Sometimes when she talked about her salon he thought of other things, but today he actually found himself listening and wondering about this other world, so far removed from his, and even further removed from the Earl of Flaxborough’s. How many worlds there were.

‘That’s the thing with hairdressing. You get people who’re good with hair and useless with people and you get people who’re good with people and useless with hair.’

He smiled. They shared a problem – the inadequacy of underlings.

‘If you get somebody who’s good with hair and people it’s like gold, and then they emigrate to Dubai, and they never come back. There must be millions of hairdressers in Dubai. I don’t know how you do it, finding people for eleven manufacturing companies plus your financial empire and your property portfolio and all your ancillary activities.’

He had once used the phrase ‘my property portfolio and my ancillary activities’ to her, to explain the cancellation of that month’s visit, and she was one of those dangerous people who remember every single thing that is said to them.

‘This is very nice, Mandy.’

He really meant it and she knew that he meant it and she blushed slightly again and he felt the first tingle of returning desire. Maybe … maybe he wouldn’t tell her till after their second helping.

‘Would you like a second helping?’

Her timing was immaculate, and completely innocent.

‘Thank you. I would. Very much.’

Over his second helping he found himself making a request. He, making a request to her!

‘Tell me more about the new girl. The one who’s not good with people.’

‘Why?’

‘I like hearing you talk.’

Forget Hackney. It was Blush City, Arizona.

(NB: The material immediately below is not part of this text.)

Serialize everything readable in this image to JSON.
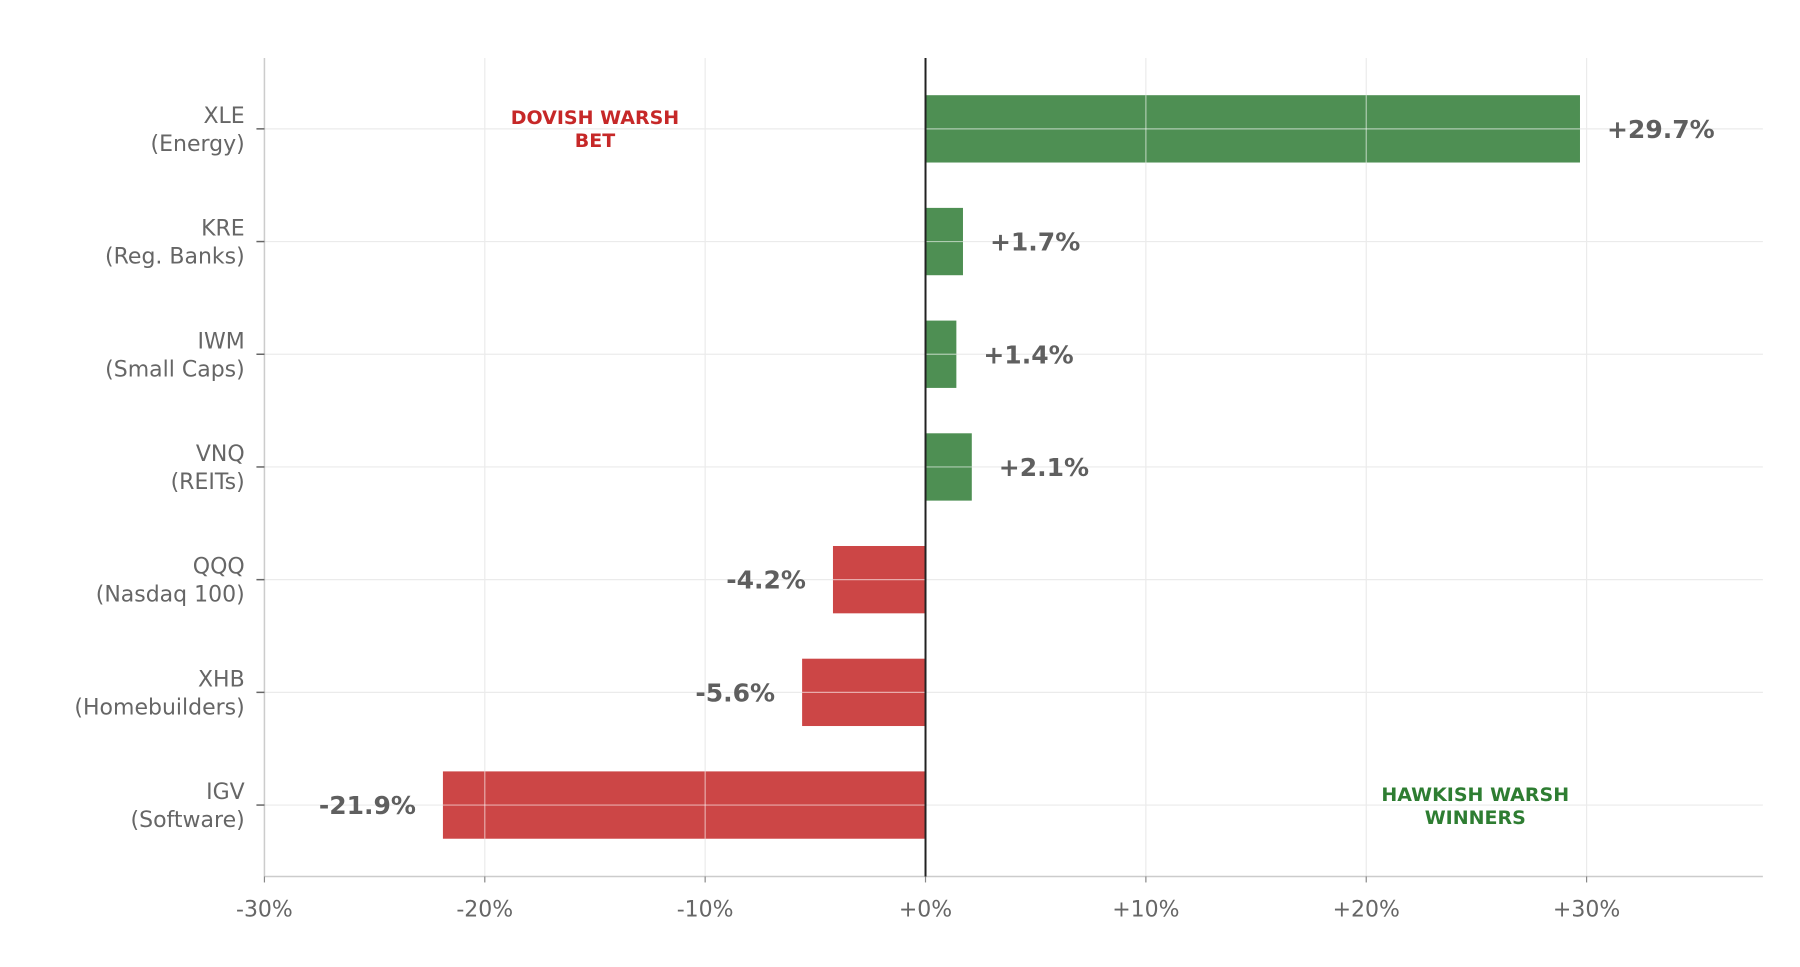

‘She talks too much. I think they’ve told her in training that’s what you do. Hairdressers can be overtrained.’

‘Like footballers.’

‘I was sorry you lost on Saturday. I always look for the scores.’

‘Yes. Unfortunate. Go on. In what way does she talk too much?’

‘Asks questions. I mean, the sort of women I get, they nod off or read magazines. They don’t want her saying, “Are you doing anything exciting this weekend?” Because most of them aren’t, and if they were they wouldn’t tell her, would they?’

She chatted away and he didn’t have to say much in reply and actually to his surprise he found it not unbearably boring to hear about this other world. There was apple crumble; he praised it and asked her if she’d made it herself and she said it was from Waitrose. They finished the bottle and he assured her three times that it was nice and she said, ‘I won’t wash up,’ which was the nearest she would ever get to ‘How about another fuck?’

This was one of his best evenings with her and he was amazed to find how much more he was enjoying it than his visit to Flaxborough Hall. He felt a twinge of pity for the eighteenth Earl, who would never hear anything about Hair Hunters of Hackney. The meal had been much better than usual, really quite edible, and she had worked hard over it, and it would have seemed heartless to have said, after that, ‘Mandy, this can’t go on, you know.’ So he didn’t.

This time he relished her unfashionable fleshiness, her large untrendy breasts, her full cheeks, her generous lips, the pleasure in her pale blue eyes. She once, in a rare moment of post-coital candour, had told him that his power turned her on, that it was exciting not to have been entered by her friend, the traffic warden, but by a man who had eleven manufacturing outlets in England alone. (Not to mention his property portfolio and his ancillary activities, though she hadn’t mentioned those on that occasion.)

This second coming was so gentle, so relaxed, so slow, so synchronized, so lovely. You really could almost have believed that there was real emotion in it. You could almost have believed that he felt real affection for her. You could almost have believed – oh, he hoped not – that she felt some kind of love for him.